On May 5, a 21-year-old flight attendant was raped and killed by a Didi driver. Following that, the firm suspended its Hitch service for a week to introduce extra security measures, including identifying drivers with facial-recognition technology, and limiting them to picking up passengers of the same sex during early-morning and late-evening hours.
The measures have obviously failed to deliver the safety promised as security hinges equally on the attitudes of the operators too.
It's rather common in the mainland for policies formulated at the senior level to be often distorted or half-heartedly enforced at the operational level. It's apparent that such malpractices are evident at Didi.
In the latest case, the 20-year-old victim boarded the Didi car-sharing vehicle at 1pm on Friday in Wenzhou, Zhejiang. She messaged her friend at 2pm for help and lost contact afterwards.
At 4am on Saturday, police tracked down the driver, 27, who reportedly confessed to raping and killing the victim. Her body had been thrown off a cliff.

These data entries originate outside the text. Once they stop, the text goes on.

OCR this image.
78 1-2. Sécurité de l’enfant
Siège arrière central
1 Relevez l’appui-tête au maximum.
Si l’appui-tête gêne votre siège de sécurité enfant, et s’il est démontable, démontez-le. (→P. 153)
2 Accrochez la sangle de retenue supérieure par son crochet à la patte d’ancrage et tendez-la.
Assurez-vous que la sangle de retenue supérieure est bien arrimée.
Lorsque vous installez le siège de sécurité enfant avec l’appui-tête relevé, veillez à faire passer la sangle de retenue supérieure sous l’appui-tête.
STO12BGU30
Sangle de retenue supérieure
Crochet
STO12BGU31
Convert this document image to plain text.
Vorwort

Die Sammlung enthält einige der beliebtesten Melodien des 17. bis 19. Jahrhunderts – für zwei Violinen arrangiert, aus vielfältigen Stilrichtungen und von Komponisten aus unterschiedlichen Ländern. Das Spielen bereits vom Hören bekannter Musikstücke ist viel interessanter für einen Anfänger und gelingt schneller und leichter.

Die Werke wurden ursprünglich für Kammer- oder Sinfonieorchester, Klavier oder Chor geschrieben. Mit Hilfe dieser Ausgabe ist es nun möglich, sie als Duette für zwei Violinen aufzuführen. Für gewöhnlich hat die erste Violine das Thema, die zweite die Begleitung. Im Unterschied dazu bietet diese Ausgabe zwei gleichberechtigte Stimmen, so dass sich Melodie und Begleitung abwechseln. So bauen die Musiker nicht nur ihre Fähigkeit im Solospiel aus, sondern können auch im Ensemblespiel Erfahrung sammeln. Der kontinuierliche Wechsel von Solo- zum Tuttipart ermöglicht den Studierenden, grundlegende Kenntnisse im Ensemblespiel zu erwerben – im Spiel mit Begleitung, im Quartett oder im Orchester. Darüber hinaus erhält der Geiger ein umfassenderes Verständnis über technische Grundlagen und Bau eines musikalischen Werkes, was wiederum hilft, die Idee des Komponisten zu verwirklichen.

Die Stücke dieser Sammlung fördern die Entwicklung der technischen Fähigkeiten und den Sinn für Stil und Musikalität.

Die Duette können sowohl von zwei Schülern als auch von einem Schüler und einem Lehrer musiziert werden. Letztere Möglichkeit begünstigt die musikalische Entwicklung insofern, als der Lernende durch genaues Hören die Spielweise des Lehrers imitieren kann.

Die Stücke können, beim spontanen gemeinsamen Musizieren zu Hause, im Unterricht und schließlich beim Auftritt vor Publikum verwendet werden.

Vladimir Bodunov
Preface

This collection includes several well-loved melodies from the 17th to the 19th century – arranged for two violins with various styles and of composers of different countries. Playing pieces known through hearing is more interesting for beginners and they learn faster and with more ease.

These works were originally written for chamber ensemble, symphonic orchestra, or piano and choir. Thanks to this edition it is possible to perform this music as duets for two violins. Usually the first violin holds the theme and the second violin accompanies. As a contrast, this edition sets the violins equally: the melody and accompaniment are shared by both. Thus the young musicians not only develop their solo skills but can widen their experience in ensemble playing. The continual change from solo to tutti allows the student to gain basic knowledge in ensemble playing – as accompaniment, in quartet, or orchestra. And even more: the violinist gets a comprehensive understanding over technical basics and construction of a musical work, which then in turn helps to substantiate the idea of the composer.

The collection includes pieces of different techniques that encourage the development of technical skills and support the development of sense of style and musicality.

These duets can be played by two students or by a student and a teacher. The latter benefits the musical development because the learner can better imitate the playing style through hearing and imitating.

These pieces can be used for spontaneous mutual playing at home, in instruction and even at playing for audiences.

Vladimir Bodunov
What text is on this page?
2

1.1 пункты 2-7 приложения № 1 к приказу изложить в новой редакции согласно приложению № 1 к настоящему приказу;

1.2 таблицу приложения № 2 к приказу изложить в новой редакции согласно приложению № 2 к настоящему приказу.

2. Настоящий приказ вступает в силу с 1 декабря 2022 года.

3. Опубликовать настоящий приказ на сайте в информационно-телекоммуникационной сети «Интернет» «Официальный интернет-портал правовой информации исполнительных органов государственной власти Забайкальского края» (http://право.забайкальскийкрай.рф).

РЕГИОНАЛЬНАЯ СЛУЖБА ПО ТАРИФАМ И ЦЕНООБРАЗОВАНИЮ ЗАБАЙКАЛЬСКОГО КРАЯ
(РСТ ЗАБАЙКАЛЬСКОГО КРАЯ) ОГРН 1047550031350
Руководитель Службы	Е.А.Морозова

By Didi's standards, the victim should have had a safe journey because the suspect was a registered driver and the trip occurred in broad daylight.
But what subsequently happened proved otherwise, which raised a number of questions. First, only the day before, Didi's customer service received a complaint from a female passenger about the alarming behavior of the same driver, surnamed Zhong, who is now being held in connection with the Wenzhou murder.
The driver had asked her to sit in front, drove her to a remote area, and followed her in the car for a distance after she got out, until she threatened to call police.
Didi admitted it hadn't handled the complaint within two hours as promised. Would the course of events be different had the company taken the complaint seriously?
Second, a friend of the latest victim alerted Didi and called the company seven times over the space of an hour. In its condemnation, the Transport Ministry demanded Didi actively cooperate with police to provide up-to-date information -- amid reports it had been slow to pass information to the authorities.
So, what exactly happened during the critical moment? Was there a delay? If so, was it because of concern over possible damage to Didi's image, in light of the aftermath following the murder of the flight attendant in May?
Didi's head office has fired the general manager overseeing the hitch operation, along with the vice-president in charge of customer service in wake of the public anger, promising another review. But can a new review solve the problem?
I fear not if attitudes don't change.